The Eagle has landed
(printed in Warwickshire Life, March 2010)
My father was an infinitely sensible man. As a barrister and subsequent high court judge, common sense was more than a philosophy; it was a way of life. By contrast, it seemed my mission - often unwittingly – was to challenge his more staid opinions.
Apart from one very sad “orange hair” incident, and some rather unfortunate fashion and boyfriend choices in my mid to late teens, the one thing the grieved my father most was the fact I have never been a ‘woman of property’.
My father loathed the way my career -- as a roaming Shakespeare scholar -- took me galloping apace about the globe. To him, my chosen occupation was only slightly better than being in the circus, as it always seemed to lead me from one rented house, flat or apartment to the next.
“What will you have to show for yourself at the end of it all, young lady? Nothing. Just a rent receipt. Why can’t you see that that there’s nothing safer than houses?” he would say, firmly ensconced behind his newspaper.
The fact that I had just landed in Manhattan, to teach Shakespeare studies at one of America’s leading universities, was immaterial. Also immaterial was the fact NYC was, and is, one of the most expensive locales in the universe; where few, if any, without the surname Astor, Morgan or Rockefeller, stand a chance of actually owning property. These arguments did nothing to alter my father's opinion of my choices or prospects.
How I wish that he could see me now that I have finally become a ‘woman of property.’ I have no doubt he would be delighted that I am finally settled, and have a place to call my own.

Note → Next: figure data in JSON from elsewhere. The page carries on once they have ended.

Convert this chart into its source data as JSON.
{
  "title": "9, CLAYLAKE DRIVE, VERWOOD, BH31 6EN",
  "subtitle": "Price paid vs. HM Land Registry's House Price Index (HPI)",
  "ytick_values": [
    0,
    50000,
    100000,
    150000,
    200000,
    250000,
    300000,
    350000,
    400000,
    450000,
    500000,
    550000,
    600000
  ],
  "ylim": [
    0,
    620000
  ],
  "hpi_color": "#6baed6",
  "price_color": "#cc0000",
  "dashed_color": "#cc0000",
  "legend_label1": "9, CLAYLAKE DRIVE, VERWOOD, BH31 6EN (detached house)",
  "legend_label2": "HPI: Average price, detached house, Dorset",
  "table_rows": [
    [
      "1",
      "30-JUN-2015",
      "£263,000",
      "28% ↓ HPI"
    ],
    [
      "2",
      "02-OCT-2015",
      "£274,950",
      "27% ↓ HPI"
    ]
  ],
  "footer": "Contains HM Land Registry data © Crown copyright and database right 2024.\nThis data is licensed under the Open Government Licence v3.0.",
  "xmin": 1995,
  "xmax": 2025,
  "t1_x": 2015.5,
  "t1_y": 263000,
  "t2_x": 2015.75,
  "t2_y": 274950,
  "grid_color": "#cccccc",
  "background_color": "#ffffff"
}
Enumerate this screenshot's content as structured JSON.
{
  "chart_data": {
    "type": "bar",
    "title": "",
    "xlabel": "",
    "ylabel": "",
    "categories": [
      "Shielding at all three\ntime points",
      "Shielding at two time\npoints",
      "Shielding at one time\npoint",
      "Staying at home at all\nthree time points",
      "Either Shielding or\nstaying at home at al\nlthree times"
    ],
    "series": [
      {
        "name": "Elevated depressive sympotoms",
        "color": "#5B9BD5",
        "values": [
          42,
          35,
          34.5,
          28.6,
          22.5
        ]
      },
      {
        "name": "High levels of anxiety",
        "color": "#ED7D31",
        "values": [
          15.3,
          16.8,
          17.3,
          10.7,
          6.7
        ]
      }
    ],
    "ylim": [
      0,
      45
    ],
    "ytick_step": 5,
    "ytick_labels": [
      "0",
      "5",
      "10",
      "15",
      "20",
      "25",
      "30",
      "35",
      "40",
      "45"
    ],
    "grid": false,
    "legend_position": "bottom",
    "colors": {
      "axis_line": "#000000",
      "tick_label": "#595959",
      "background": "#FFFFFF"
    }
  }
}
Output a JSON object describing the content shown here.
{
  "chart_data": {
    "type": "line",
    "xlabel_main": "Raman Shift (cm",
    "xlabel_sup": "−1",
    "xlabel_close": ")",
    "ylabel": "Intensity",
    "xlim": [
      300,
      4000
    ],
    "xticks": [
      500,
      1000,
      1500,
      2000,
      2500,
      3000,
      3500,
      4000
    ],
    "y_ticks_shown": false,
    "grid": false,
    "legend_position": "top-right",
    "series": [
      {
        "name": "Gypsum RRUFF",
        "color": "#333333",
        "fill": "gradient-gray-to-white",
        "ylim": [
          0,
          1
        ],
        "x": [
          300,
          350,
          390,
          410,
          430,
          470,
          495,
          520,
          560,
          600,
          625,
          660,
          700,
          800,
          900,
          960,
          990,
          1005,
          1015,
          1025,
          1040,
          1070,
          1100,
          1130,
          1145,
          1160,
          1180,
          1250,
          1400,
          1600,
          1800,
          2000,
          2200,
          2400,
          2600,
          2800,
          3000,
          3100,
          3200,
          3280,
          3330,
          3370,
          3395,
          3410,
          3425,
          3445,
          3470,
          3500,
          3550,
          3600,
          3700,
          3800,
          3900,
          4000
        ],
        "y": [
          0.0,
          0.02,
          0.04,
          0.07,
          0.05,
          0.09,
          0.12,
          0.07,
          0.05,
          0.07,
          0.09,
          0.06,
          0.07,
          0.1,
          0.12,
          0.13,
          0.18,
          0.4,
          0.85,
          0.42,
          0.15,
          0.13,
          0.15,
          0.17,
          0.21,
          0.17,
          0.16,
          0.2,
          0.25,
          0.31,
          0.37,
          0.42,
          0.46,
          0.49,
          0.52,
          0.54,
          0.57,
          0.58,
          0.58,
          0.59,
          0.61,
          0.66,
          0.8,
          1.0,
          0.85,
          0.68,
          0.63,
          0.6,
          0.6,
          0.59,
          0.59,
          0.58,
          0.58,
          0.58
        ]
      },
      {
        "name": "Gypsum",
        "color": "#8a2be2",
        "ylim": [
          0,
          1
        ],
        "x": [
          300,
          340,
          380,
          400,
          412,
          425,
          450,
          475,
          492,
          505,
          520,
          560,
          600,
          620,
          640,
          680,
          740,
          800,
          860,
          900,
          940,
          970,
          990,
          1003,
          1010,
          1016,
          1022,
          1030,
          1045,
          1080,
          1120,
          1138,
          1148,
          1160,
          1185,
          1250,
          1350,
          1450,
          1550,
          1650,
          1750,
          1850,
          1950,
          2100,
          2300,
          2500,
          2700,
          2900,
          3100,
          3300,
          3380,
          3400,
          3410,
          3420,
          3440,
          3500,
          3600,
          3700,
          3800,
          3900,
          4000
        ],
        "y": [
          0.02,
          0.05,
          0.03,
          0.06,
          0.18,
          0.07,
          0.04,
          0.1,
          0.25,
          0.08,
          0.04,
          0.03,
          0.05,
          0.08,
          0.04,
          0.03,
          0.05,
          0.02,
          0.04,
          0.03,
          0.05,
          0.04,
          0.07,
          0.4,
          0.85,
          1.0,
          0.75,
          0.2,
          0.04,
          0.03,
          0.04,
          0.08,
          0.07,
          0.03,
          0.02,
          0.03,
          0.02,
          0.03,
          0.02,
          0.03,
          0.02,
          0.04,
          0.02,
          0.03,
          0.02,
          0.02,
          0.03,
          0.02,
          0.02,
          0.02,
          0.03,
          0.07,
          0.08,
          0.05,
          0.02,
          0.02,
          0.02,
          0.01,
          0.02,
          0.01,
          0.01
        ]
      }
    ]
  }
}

It would no doubt amuse him that my new home is here in Warwickshire, the land of Shakespeare. Warwickshire, “England’s England,” is the Britain we Americans imagine in our most Anglophilic fantasies. Fantasies nourished by a steady diet of “Miss Marple,” “The Vicar of Dibley,” any Jane Austen film, and countless other British imports presented in heavy rotation on America’s educational network, PBS (Public Broadcasting Service). Creating a space for myself here has long been my dream.
“History is now and England.” – T.S. Eliot
Like so many literary-minded and undeniably Anglophilic Americans before me, I felt the pull of English soil early on. My fate was sealed as a graduate student, studying in Stratford-upon-Avon, in my early twenties. The following diary excerpt reveals an irrepressible romanticism and high-blown admiration for this green and pleasant land bordering on the excessively Eliotian:
“Mornings in Warwickshire glisten with color and crystalline light. How many see these days in their glory, and see not the magical glow? How many race through their paces, unaware of the sheer specialness of their world? And we, with our outside eyes drink in all we can, intoxicated with the view. But, could one day, this landscape become our own? Can we consume until we have had our fill? How happy I would be to remain here in this fantastic world!” – 4 November 1991
It has taken time, tides and tempests to bring this wish to fulfillment. Still, I have got here in the end. I am sure my father, my favourite fellow Anglophile, is happy to see me settled, and that my “zany Shakespeare thing” has finally paid off.